For the past two weeks, President Rodrigo Duterte has been missing in action (MIA) and hasn’t been seen by the public. Many were quick to speculate that his disappearance might be related to his health, with rumors even saying that the president had been brought to Singapore for hospitalization— which is why his eldest daughter, Davao City Mayor Sara Duterte-Carpio, flew to the country last week.
As a response, first-term senator Christopher ‘Bong’ Go stepped in and squashed the rumors by posting photos and videos of the president at the Malacañang Palace. In the social media posts, the president can be seen jogging and walking with a mask and face shield on, and even biking at one point.
“Mga kababayan ko, malungkot at mahirap ang maging Pangulo sa panahong ito. Suportahan natin si Tatay Digong, ang taong totoong nagmamahal,” the senator’s caption said. (Read: Fact Check: Things President Duterte Said During His ‘Meltdown’)

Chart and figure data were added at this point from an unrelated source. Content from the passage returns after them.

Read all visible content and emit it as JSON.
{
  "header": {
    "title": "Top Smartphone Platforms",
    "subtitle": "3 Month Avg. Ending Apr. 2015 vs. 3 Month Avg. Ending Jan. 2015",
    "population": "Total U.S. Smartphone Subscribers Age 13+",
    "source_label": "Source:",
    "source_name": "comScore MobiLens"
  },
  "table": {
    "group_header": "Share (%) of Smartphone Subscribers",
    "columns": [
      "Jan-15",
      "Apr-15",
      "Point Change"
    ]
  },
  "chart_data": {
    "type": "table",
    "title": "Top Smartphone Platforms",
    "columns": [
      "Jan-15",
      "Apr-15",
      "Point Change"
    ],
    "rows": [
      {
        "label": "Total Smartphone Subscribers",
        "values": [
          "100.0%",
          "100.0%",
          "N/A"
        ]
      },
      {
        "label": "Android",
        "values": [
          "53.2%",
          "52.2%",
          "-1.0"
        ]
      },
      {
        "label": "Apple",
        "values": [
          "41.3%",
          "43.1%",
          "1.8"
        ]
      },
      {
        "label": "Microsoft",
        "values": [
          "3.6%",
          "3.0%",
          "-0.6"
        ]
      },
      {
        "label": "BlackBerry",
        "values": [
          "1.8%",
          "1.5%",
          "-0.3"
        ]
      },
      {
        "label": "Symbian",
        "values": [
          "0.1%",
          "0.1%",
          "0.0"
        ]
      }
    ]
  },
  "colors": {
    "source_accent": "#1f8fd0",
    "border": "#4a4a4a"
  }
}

But despite the photos and videos, the public is still wary of the 76-year-old president’s health — especially because he previously disclosed that he has Barrett’s esophagus, Buerger’s disease, and experiences back pains and migraines. Still, Duterte cleared in his most recent address that he isn’t suffering from any illness that can hinder his abilities to run the country.
Duterte is right to disclose his illnesses and diseases, as it is mandated by the law that the president must inform the public of the state of his health, especially when it comes to serious illnesses (Article VII, Section 12).
According to the law, the president’s health is a national concern, as illnesses and diseases can hinder the official from performing their duties and responsibilities — a concern that very much echoes the public’s sentiments these days.
In a survey Social Weather Stations (SWS) recently released, 65% of those they surveyed said that the president’s health is a public issue. (LIST: The Government Officials Who Resigned From Their Posts This Year)
“The view that the President’s state of health is a public matter has always been dominant in the SWS surveys. The latest figure is 4 points above the 61% in December 2019 and September 2018,” SWS said.
Presidents in History
This isn’t the first time that a president got called out by the public for not disclosing their health status. In 1981, dictator Ferdinand Marcos faced rumors that his health was deteriorating, as he had lesser and lesser public appearances over the months. (Read: Today in 1998, Imelda Promised to Give $800 M if Elected President)
It wasn’t until 1984 that labor minister Blas Ople disclosed that Marcos has been “undergoing certain vicissitudes, problems.” In 1985, his personal physician was quoted to say that the dictator underwent kidney transplants in 1983 and 1985.
On the other hand, President Fidel Ramos underwent surgery for a “significant carotid block.” On the same day, they announced it to the public. The health issue was very life-threatening that his vice president, Joseph Estrada, was actually told to prepare just in case.
Lastly, President Gloria Macapagal-Arroyo was hospitalized for acute diarrhea in 2006, and once again hospitalized in 2009 for a lumpectomy. The lumpectomy was only announced through a medical bulletin two weeks after the procedure had already been done.